Suppose you want to construct a representation of an affine algebraic group $G$, you may start with a $G$-equivariant line bundle $\mathcal{L}$ on a $G$-manifold $X$ and then consider global sections, or cohomologies, for example $H^*(X, \mathcal{L})$ becomes a $G$-module.

Suppose now you want to construct a representation of $G$ on a category $\mathcal{C}$ (the type of representations studied in the appendix of [1] or in chapter 7 of [2]). Then you may consider a $G$-equivariant gerbe $\mathcal{G}$ on $X$ and again take global sections.

In the former case you find out that essentially all (finite dimensional, over $\mathbb{C}$, etc) representations of $G$ arise in a geometric way: there exists a manifold $X$ (ie. the flag variety $G/B$ for a choice of a Borel $B \subset G$) and an equivalence of tensor categories between certain $D_X$-modules and $G$-rep. This is known as Beilinson-Bernstein localization and I'll refer to [3] for the precise statements.

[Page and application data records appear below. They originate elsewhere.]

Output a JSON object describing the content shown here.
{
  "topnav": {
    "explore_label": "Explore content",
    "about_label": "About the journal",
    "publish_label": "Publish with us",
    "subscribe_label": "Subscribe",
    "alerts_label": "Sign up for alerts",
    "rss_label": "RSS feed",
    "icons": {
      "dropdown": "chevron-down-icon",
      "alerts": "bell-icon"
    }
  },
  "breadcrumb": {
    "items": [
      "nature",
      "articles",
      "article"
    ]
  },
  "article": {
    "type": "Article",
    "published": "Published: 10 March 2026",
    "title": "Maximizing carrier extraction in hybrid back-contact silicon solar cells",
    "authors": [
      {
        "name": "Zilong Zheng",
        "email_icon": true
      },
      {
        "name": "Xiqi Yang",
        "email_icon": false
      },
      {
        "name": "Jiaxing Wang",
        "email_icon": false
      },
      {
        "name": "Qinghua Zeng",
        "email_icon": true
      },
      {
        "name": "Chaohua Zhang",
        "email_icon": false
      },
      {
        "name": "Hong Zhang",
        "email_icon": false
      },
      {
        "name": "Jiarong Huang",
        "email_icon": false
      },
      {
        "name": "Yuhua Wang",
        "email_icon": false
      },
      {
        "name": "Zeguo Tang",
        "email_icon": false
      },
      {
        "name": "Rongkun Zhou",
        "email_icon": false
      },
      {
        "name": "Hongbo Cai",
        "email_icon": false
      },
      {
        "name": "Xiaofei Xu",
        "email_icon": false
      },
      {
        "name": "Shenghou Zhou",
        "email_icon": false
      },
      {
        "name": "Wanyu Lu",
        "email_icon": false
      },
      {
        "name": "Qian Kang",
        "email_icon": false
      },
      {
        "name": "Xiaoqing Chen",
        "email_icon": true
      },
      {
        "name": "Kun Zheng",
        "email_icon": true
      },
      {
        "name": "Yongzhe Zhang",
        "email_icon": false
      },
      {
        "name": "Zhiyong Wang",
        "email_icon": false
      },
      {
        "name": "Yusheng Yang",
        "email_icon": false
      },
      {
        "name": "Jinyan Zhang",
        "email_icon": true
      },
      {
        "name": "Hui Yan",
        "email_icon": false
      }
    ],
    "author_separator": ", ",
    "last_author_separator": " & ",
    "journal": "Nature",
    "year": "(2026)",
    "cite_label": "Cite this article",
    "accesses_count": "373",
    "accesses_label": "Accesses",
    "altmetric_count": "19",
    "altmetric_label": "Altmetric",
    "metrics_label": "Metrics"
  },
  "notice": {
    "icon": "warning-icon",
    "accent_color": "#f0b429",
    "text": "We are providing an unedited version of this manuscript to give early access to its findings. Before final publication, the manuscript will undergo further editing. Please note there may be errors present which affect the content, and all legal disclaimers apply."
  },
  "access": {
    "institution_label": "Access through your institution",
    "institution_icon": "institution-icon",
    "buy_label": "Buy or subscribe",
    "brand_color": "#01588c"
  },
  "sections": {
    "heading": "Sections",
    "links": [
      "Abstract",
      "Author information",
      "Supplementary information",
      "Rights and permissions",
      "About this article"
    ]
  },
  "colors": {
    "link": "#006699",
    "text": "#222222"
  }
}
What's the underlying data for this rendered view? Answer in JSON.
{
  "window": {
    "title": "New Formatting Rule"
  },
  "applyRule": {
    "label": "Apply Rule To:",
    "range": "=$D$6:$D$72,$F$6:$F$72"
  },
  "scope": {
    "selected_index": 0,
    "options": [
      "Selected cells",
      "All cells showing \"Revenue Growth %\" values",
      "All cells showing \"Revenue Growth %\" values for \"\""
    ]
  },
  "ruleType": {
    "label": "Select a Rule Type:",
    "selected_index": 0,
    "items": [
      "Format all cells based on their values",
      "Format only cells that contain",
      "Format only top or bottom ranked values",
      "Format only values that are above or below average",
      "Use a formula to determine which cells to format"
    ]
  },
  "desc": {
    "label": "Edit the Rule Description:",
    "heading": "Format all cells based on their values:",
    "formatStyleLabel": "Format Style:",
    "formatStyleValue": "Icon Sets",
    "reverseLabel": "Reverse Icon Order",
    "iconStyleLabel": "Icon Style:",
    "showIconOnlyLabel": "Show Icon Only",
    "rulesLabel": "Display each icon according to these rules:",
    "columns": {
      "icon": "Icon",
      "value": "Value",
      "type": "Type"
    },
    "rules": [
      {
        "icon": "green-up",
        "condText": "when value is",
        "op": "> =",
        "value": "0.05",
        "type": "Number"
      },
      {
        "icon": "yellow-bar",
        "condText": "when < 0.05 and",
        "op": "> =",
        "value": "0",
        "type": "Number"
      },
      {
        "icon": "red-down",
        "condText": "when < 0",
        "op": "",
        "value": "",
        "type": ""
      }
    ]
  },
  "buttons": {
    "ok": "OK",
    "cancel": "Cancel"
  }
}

My question is if there's a categorical analogue of this statements along the lines of

Is there an equivalence of $2$-categories, between the category of (categorical) representations of $G$ and some category of equivariant gerbes with flat connections on a space $X$ ?

This space might be infinite dimensional. One thing that comes to mind for example is the fact that $D$-modules on the affine grassmanian $Gr_G$ carries a monoidal action of $Rep (G^{\vee})$, and actions of groups on categories are related to these monoidal actions by de-equivariantization [1]. This might be related to my question, but notice that this is not really what I ask up there.

Besides the folklore that "should be true", is there anything concrete written down?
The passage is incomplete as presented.